First Java Applications¶
An example of Batch processing¶
The goals is to read a csv file and compute aggregates in Java DataStream, and then TableAPI. The code is in code/table-api/loan-batch-processing
See the coding practice summary for more datastream examples.
And the official operators documentation to understand how to transform one or more DataStreams into a new DataStream. Programs can combine multiple transformations into sophisticated data flow topologies.
TO REWORK
Unit testing¶
There are three type of function to test:
- Stateless
- Stateful
- Timed process
Stateless¶
For stateless, the data flow can be isolated in static method within the main class, or defined within a separate class. The test instantiates the class and provides the data.

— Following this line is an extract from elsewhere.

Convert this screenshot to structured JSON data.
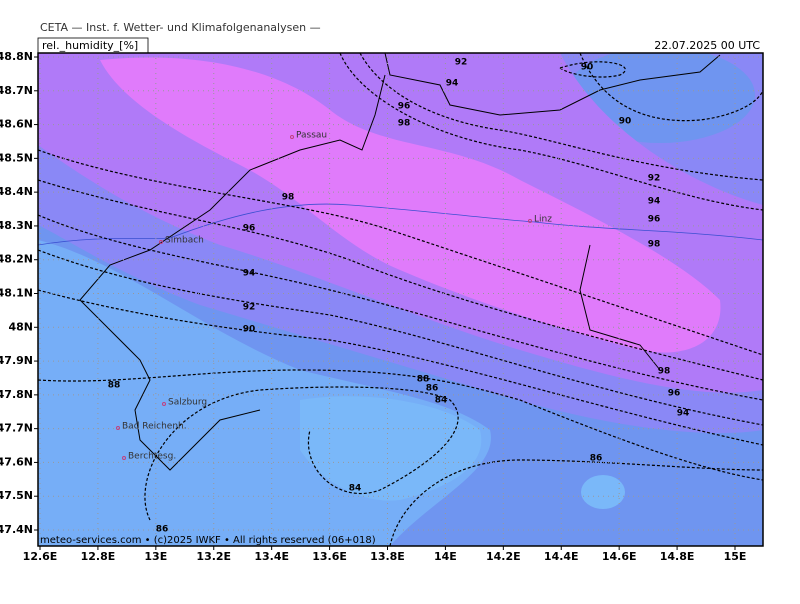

For example testing a string to a tuple mapping (MapTrip() is a MapFunction(...) extension):
public void testMapToTuple() throws Exception {
MapTrip mapFunction = new MapTrip();
Tuple5<String,String,String, Boolean, Integer> t = mapFunction.map("id_4214,PB7526,Sedan,Wanda,yes,Sector 19,Sector 10,5");
assertEquals("Wanda",t.f0);
assertEquals("Sector 19",t.f1);
assertEquals("Sector 10",t.f2);
assertTrue(t.f3);
assertEquals(5,t.f4);
}
Stateful¶
The test needs to check whether the operator state is updated correctly and if it is cleaned up properly, along with the output of the operator. Flink provides TestHarness classes so that we don’t have to create the mock objects.